Farbe bei Ostgathe ist nicht einfach die Färbung der Dinge, die Farbe als Oberflächeneigenschaft, als so genannte Gegenstandsfarbe – Farbe wird bei ihm von der Aufgabe befreit, den Gegenstand einfach zu beschreiben. In der Loslösung vom Gegenständlichen entfaltet er vielmehr deren Eigenwert, als Stimmungsgehalt, als Lichtreiz oder Farbklang.
In der poetischen Aufladung seiner Bilder wird unübersehbar deutlich, dass bei Ulrich Ostgathes Kunst sehendes Erkennen und sinnlich Poetisches in eins fallen, oder in eins fallen können.

Ulrich Marquardt, 2005

Zu Ostgathes Integration von Grafik und Fotografie

Industriemotive bilden seit nahezu zwei Jahrzehnten einen Schwerpunkt im Schaffen von Ulrich Ostgathe. Aufgewachsen in der einst zechenreichsten Stadt Europas, sind dem gebürtigen Bochumer Relikte der industriellen Vergangenheit von Kindesbeinen an vertraut, doch setzt seine künstlerische Auseinandersetzung mit dem Thema zu einem Zeitpunkt ein, als sich gravierende Wandlungen zwischen Mensch und Maschine, zwischen Kultur und technischer Produktionsweise abzeichnen. Anders noch als in der von Fortschrittsgläubigkeit durchwirkten traditionellen Darstellungsweise älterer Zeit rückt im Zuge der Postindustrialisierung die Kunst unserer Tage pointiert die Historizität der Industrie ins Blickfeld, aufgegebene Anlagen, übrig gebliebene Kolosse ehemaliger Produktionsstätten zeugen nicht nur von ferner Vergangenheit, sondern sie markieren auch das sukzessive Verschwinden aus den Alltagsbezügen mit den jeweiligen Begleiterscheinungen und Wechselwirkungen.
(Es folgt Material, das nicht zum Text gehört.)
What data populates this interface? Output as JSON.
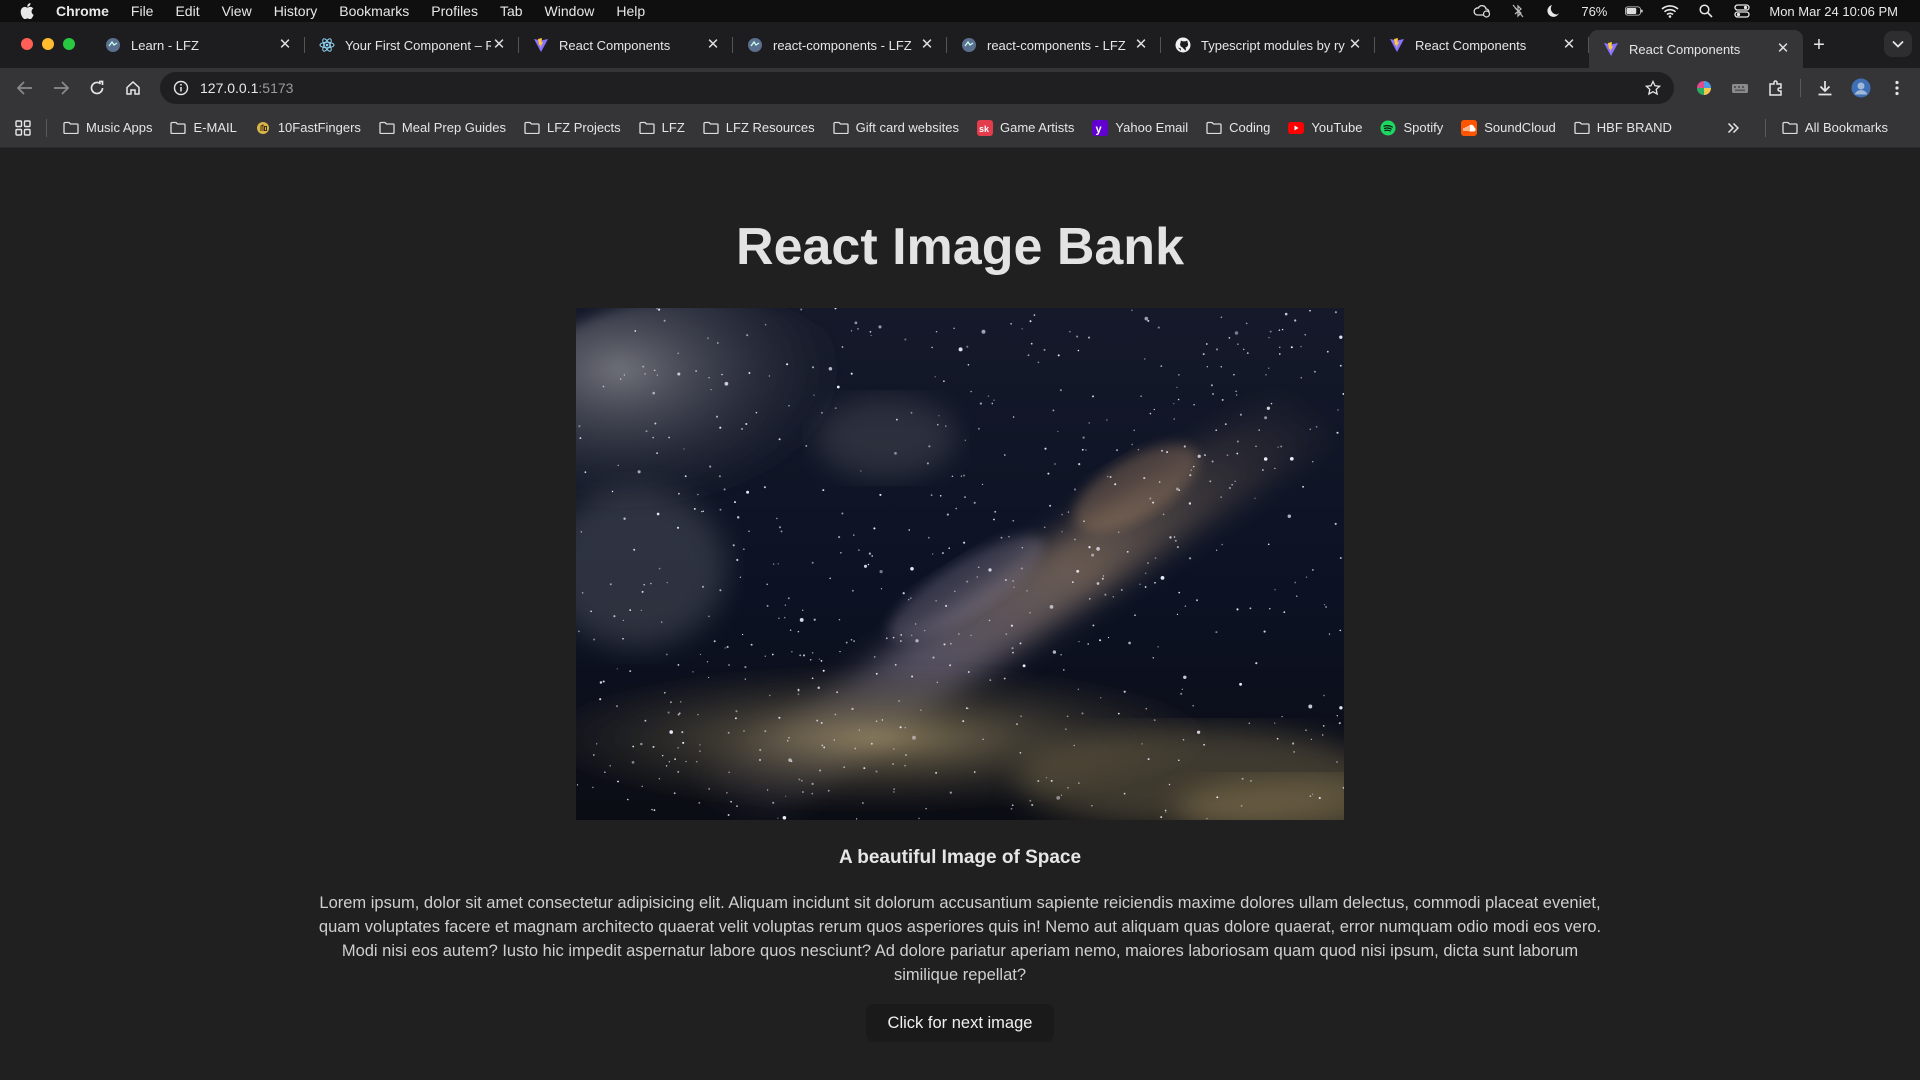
{
  "menubar": {
    "app_name": "Chrome",
    "items": [
      "File",
      "Edit",
      "View",
      "History",
      "Bookmarks",
      "Profiles",
      "Tab",
      "Window",
      "Help"
    ],
    "battery": "76%",
    "datetime": "Mon Mar 24  10:06 PM"
  },
  "tabs": [
    {
      "title": "Learn - LFZ",
      "icon": "lfz-icon"
    },
    {
      "title": "Your First Component – R",
      "icon": "react-icon"
    },
    {
      "title": "React Components",
      "icon": "vite-icon"
    },
    {
      "title": "react-components - LFZ",
      "icon": "lfz-icon"
    },
    {
      "title": "react-components - LFZ",
      "icon": "lfz-icon"
    },
    {
      "title": "Typescript modules by ry",
      "icon": "github-icon"
    },
    {
      "title": "React Components",
      "icon": "vite-icon"
    },
    {
      "title": "React Components",
      "icon": "vite-icon"
    }
  ],
  "address": {
    "host": "127.0.0.1",
    "port": ":5173"
  },
  "bookmarks": [
    {
      "label": "Music Apps",
      "icon": "folder-icon"
    },
    {
      "label": "E-MAIL",
      "icon": "folder-icon"
    },
    {
      "label": "10FastFingers",
      "icon": "tenfastfingers-icon"
    },
    {
      "label": "Meal Prep Guides",
      "icon": "folder-icon"
    },
    {
      "label": "LFZ Projects",
      "icon": "folder-icon"
    },
    {
      "label": "LFZ",
      "icon": "folder-icon"
    },
    {
      "label": "LFZ Resources",
      "icon": "folder-icon"
    },
    {
      "label": "Gift card websites",
      "icon": "folder-icon"
    },
    {
      "label": "Game Artists",
      "icon": "sk-icon"
    },
    {
      "label": "Yahoo Email",
      "icon": "yahoo-icon"
    },
    {
      "label": "Coding",
      "icon": "folder-icon"
    },
    {
      "label": "YouTube",
      "icon": "youtube-icon"
    },
    {
      "label": "Spotify",
      "icon": "spotify-icon"
    },
    {
      "label": "SoundCloud",
      "icon": "soundcloud-icon"
    },
    {
      "label": "HBF BRAND",
      "icon": "folder-icon"
    }
  ],
  "bookmarks_all": "All Bookmarks",
  "page": {
    "heading": "React Image Bank",
    "image_alt": "A beautiful Image of Space",
    "caption": "A beautiful Image of Space",
    "description": "Lorem ipsum, dolor sit amet consectetur adipisicing elit. Aliquam incidunt sit dolorum accusantium sapiente reiciendis maxime dolores ullam delectus, commodi placeat eveniet, quam voluptates facere et magnam architecto quaerat velit voluptas rerum quos asperiores quis in! Nemo aut aliquam quas dolore quaerat, error numquam odio modi eos vero. Modi nisi eos autem? Iusto hic impedit aspernatur labore quos nesciunt? Ad dolore pariatur aperiam nemo, maiores laboriosam quam quod nisi ipsum, dicta sunt laborum similique repellat?",
    "button_label": "Click for next image"
  },
  "colors": {
    "page_bg": "#202020",
    "chrome_toolbar": "#353537",
    "button_bg": "#1a1a1a"
  }
}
Ostgathes Interesse gilt dabei weniger nostalgischem Dokumentieren noch der Kultivierung von Ruinenästhetik als vielmehr der Fixierung jenes schleichenden Rückzugsprozesses, dem er in kritischer Stellungnahme und mit eigener Darstellungsstrategie begegnet. Erfahren im Umgang mit Raumkonstellationen und der Verkürzung plastischer Körper - der Künstler war während seiner Studien an der Düsseldorfer Kunstakademie Schüler von Erwin Heerich - suchte er die Konfrontation extremer Blickwinkel und entwickelte ein malerisches Werk, das er seit mehr als zwanzig Jahren in Ausstellungen regelmäßig präsentiert. Konzentrierte sich sein Augenmerk in den zurückliegenden Jahren vor allem auf Maschinendetails und Konstruktionsverläufe, die er in wechselnden Fragestellungen analysierte - betonte Ausschnitthaftigkeit, übersteigerte Beleuchtung, kontrastierende Farbwirkung -, setzen die aktuellen Arbeiten seine kontinuierliche Beschäftigung mit dem Thema Industriebild um vielschichtige Bildbezüge fort.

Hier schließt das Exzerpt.